Nato festeggia il trionfo americano, ma l’Europa? Sembra ancora a scuola per la sua difesa modello fai-da-te

Nato festeggia il trionfo americano, ma l’Europa? Sembra ancora a scuola per la sua difesa modello fai-da-te

«Dei tre attori principali in campo — Israele, Iran e Stati Uniti — il più reticente a giocarsi tutto era proprio Teheran. Non certo per amore della pace, ma perché, per par condicio con la terminologia trumpiana, semplicemente non aveva le carte in mano. Dopo il trionfo tattico di Netanyahu, che ha messo alle strette gli ayatollah, comprendendo l’urgente necessità di evitare uno scontro diretto con l’America, il presidente americano non ha perso tempo: ha attaccato e stappato la bottiglia della vittoria, anche se questa non riscalda la bilancia degli insuccessi accumulati — dall’Ucraina alla Cina — ma che ora possono essere venduti come trofei, specialmente in casa propria e tra i suoi elettori. Che progresso, vero?

Il politologo Ian Bremmer, fondatore e capo di Eurasia, qualche giorno fa aveva bollato come “grave errore” il bombardamento dei B-2. Perché inutile, visto che Israele stava comandando la scena contro gli ayatollah senza bisogno di escalation pericolose. Ma oggi, magicamente, riconosce che quel colpo azzardato ha portato qualche frutto. Ci vuole talento per cambiare idea così in fretta, soprattutto quando a parlare è Donald Trump. Ego strabordante sì, ma adesso con un’aura di maggior autorevolezza e rispetto che non guasta, vero?

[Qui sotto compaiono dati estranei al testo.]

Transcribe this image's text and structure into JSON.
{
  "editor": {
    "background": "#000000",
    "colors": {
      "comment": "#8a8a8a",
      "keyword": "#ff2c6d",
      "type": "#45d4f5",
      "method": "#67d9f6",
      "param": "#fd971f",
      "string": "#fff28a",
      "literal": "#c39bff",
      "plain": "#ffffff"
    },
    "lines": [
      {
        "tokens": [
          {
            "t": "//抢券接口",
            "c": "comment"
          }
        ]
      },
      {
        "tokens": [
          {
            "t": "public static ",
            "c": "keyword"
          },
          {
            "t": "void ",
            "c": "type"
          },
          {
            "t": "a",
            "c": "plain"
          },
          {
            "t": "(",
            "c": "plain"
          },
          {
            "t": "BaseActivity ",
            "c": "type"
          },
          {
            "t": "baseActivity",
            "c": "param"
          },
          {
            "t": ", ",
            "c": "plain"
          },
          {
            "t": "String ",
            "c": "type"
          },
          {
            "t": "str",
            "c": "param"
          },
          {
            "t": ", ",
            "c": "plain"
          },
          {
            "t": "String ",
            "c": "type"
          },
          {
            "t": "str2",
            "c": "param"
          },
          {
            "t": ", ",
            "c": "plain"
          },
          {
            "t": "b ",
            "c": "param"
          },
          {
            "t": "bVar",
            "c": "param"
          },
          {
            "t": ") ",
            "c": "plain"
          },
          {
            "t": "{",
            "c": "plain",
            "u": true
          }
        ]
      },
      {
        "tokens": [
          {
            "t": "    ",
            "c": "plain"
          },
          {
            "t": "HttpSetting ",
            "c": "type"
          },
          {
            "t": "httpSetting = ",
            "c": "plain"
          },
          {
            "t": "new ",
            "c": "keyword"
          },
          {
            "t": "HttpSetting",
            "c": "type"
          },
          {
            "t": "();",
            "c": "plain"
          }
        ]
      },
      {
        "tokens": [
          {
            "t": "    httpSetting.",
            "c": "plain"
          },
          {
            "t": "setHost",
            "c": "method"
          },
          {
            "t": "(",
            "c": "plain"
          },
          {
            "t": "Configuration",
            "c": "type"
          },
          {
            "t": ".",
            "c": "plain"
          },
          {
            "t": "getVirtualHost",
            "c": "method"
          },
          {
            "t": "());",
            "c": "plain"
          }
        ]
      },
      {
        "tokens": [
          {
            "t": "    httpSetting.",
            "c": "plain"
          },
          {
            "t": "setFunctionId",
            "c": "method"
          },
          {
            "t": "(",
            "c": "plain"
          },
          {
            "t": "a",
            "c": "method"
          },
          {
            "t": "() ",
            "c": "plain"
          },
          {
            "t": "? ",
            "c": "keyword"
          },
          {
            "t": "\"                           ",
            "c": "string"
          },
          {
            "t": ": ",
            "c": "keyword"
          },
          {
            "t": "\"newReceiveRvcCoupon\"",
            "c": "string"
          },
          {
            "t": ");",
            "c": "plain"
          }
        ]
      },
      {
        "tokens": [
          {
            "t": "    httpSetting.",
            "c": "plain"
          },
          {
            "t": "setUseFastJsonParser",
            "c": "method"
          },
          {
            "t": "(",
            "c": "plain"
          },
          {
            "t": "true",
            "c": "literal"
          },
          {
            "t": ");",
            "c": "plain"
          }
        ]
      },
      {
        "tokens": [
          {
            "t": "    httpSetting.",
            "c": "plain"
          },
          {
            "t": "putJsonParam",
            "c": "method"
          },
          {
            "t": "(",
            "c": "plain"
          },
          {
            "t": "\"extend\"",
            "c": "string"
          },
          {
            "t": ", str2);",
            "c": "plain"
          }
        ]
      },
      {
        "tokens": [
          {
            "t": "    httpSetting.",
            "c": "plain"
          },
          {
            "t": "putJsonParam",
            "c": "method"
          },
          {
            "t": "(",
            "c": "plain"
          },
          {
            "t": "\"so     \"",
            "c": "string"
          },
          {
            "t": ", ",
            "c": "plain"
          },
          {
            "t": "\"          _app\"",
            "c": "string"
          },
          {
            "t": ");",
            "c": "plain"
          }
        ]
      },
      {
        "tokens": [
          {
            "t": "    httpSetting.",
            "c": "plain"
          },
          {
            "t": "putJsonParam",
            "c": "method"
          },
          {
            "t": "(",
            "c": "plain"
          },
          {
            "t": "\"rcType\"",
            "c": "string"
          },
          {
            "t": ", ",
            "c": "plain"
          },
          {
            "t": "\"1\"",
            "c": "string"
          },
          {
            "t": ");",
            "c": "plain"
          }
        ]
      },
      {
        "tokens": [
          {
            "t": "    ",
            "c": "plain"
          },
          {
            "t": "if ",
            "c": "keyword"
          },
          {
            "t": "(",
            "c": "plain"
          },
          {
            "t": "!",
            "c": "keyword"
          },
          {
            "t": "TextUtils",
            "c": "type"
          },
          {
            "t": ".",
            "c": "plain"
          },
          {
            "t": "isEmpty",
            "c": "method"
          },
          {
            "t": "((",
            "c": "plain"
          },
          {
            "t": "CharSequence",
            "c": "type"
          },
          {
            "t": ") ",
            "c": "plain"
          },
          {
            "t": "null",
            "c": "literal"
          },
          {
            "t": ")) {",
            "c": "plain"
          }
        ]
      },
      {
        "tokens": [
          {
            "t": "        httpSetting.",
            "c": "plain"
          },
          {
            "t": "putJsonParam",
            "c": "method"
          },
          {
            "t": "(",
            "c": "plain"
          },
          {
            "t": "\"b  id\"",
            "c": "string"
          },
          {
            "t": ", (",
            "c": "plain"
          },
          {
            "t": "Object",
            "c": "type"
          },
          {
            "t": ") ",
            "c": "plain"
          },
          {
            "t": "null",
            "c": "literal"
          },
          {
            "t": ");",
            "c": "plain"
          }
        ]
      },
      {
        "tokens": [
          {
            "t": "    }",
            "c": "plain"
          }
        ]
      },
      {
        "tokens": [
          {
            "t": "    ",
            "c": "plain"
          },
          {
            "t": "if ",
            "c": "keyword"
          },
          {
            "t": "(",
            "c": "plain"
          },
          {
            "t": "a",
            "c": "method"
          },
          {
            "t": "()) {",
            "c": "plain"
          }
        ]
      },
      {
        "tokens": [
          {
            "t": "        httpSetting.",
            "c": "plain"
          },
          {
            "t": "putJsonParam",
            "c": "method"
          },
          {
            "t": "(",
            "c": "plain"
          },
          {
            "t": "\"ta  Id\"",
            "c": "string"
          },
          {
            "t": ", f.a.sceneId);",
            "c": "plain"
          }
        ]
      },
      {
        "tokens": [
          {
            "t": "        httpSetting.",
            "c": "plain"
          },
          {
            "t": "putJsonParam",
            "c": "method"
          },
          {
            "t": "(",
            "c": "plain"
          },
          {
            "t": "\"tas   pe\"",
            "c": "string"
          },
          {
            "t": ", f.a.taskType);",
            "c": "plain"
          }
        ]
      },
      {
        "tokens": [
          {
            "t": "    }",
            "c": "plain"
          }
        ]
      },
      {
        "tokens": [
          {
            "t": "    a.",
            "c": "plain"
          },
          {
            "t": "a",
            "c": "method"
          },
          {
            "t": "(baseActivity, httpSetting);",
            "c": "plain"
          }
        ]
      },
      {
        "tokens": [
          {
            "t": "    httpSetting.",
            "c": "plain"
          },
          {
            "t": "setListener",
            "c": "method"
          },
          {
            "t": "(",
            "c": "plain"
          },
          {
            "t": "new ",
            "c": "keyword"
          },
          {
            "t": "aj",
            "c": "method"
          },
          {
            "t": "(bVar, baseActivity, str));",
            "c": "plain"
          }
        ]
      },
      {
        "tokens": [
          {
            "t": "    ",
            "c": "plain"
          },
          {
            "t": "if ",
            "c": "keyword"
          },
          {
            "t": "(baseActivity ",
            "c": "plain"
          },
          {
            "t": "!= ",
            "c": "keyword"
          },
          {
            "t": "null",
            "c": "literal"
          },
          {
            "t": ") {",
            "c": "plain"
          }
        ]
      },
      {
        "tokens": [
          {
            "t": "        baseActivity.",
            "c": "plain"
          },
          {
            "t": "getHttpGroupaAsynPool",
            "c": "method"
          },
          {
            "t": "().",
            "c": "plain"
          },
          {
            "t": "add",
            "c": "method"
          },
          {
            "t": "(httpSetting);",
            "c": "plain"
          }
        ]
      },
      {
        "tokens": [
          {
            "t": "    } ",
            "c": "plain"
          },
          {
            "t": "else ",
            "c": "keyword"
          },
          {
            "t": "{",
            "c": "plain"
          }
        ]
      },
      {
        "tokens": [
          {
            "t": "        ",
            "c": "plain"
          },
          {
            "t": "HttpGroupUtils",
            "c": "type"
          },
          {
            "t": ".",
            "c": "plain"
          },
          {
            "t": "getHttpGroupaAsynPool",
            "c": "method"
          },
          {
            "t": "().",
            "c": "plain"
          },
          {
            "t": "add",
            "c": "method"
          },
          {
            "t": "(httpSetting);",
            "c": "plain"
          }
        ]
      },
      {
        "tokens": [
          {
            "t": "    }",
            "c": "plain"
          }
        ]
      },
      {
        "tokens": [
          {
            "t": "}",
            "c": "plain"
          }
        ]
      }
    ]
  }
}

Ora, sarà il turno del Nobel per la Pace? Macché. Il premio, a quanto pare, è più un numerino per pareggiare il conto con Obama — e non esattamente una cosa alla portata di questo personaggio. Più credibile la candidatura al Nobel per la Letteratura, viste le sue straordinarie doti nel dissertare una comunicazione digitale incessante, soffocante, e di quelle che fanno sempre clamore: sia che si tratti di assurdità balzane, sia che si tratti di insulti gratuiti e ben confezionati.

Donald Trump si è presentato al vertice Nato con fare da vincitore assoluto. Ha trattato Iran e Israele come bambini capricciosi, in lite fra loro, e il segretario generale dell’Alleanza, Rutte, ha pensato bene di assecondarlo paragonandolo a un papà che usa “un linguaggio forte” per riportare la tanto agognata pace in famiglia. Una smaccata dichiarazione di sottomissione? Probabilmente sì.

Ho trovato la battuta di Rutte imbarazzante, ma proprio di quella imbarazzante che ti fa venir voglia di sorridere solo per non piangere. Un goffo tentativo di leccare il sedere al presidente americano, davanti a tutti. Peccato che il buon Trump, che pure si nutre di adulazione come un vampiro, disprezzi a morte proprio quelli che cercano di adulare lui. Esilarante, in una tragedia politica che si ripete puntuale.

Detto questo, l’epilogo del conflitto iraniano fa sicuramente comodo alla Nato: gli europei possono finalmente mostrarsi uniti e unanimi, tanto per cambiare. Il problema è che questa “unità” sembra più una maschera imposta da un patto di convenienza con la Casa Bianca, piuttosto che un’autentica alleanza basata su valori condivisi.

Il paradosso dell’adulazione americana

Il fatto che Rutte si sia sentito in dovere di difendere un linguaggio “forte” da parte di Trump è il massimo esempio di come l’Europa si sia trasformata in un branco di piagnoni pronti a scodinzolare. Che la pace in casa possa passare attraverso urla e minacce violente allunga di molto la lista delle “nuove verità” che questa Unione ci vuole vendere a tutti i costi.

La scenetta appena vista ricorda quelle riunioni da scuola materna, dove il “papà bullone” ha in mano la bacchetta magica della sicurezza e dell’ordine, e tutti gli altri sono invitati a stare zitti e a obbedire senza fiatare. E naturalmente, se l’adulto se la prende o s’infuria, è solo amore duro e sincero. Come se solo urlando e sventolando il pugno si potessero risolvere i conflitti millenari o strategici.